The first bill, known as the “Gender Affirming Treatment Act,” bans health insurers and insurance coverage providers from applying categorical or blanket exclusions denying coverage for gender-affirming treatments, or classifying such treatments as “cosmetic” — thereby requiring patients to pay for them out of pocket — when a medical provider has deemed them “medically necessary.”
“The legislature finds that these arbitrary assessments of medical necessity are not evidence-based and interfere with the patient-physician relationship,” the bill reads. “”They also place transgender persons who are denied treatment at higher risk of suicide and depression.”
The bill was prompted by efforts by the previous presidential administration and federal judges to whittle away at protections against sex-based discrimination within the Affordable Care Act that had previously been interpreted as applying to the transgender community.
By enshrining protections into state law, any insurance provider who wishes to do business in Hawaii must ensure that gender-affirming treatments for gender dysphoria are covered, especially in cases where similar or identical treatments for cisgender people would otherwise be granted but for a patient’s gender identity.
The ban on medical discrimination is wide-ranging, encompassing medical treatments such as facial feminization surgeries, breast augmentations, vocal training, hormone therapies, and other gender-affirming care.
Ige also signed into law a measure that prohibits juror discrimination based on gender identity or expression. The bill amends Hawaii law to define discrimination based on gender identity or expression as an illegal form of sex-based discrimination, to clarify that prosecutors or defense lawyers may not strike a potential juror from serving simply because they are transgender.

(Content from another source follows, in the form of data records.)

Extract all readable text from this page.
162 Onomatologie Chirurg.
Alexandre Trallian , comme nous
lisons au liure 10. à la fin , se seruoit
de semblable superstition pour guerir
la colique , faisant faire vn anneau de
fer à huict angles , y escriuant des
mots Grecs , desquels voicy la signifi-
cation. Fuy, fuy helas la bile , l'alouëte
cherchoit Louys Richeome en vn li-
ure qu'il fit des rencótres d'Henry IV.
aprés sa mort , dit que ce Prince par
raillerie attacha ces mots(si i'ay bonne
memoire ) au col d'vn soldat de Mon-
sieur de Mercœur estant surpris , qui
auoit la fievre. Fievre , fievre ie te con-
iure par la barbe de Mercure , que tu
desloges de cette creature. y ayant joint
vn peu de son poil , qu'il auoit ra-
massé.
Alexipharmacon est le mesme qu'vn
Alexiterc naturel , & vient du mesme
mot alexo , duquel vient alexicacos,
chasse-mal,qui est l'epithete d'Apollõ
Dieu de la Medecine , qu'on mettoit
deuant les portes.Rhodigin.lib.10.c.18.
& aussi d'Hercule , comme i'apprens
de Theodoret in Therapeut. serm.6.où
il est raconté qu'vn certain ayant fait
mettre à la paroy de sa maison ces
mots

Even with the revision, the law does not explicitly include protections for sexual orientation. However, courts have generally been more amenable to finding that sexual orientation discrimination falls under the category of sex-based discrimination — at least more so than gender identity.
The third bill establishes a “permanent” commission within the state government that directly addresses LGBTQ issues. The commission will consist of 8 voting members appointed by the governor, with one representative from each of the state’s three outlying counties, four from the city and county of Honolulu, and one representative from the Hawaii Sexual and Gender Minority Work Group previously established by the Hawaii Department of Health.
According to the bill, the commission will help “identify the short- and long-range needs of [LGBTQ community] members; and ensure that there is an effective means of researching, planning, and advocating for the equity of this population in all aspects of state government.”
“Collectively, these three bills are critical in supporting the LGBTQ+ members in our communities,” Ige said during the signing ceremony, as reported by HawaiiNewsNow. “They will help us identify social and community issues more effectively and ensure that we can work to prevent discrimination in many areas of our society.”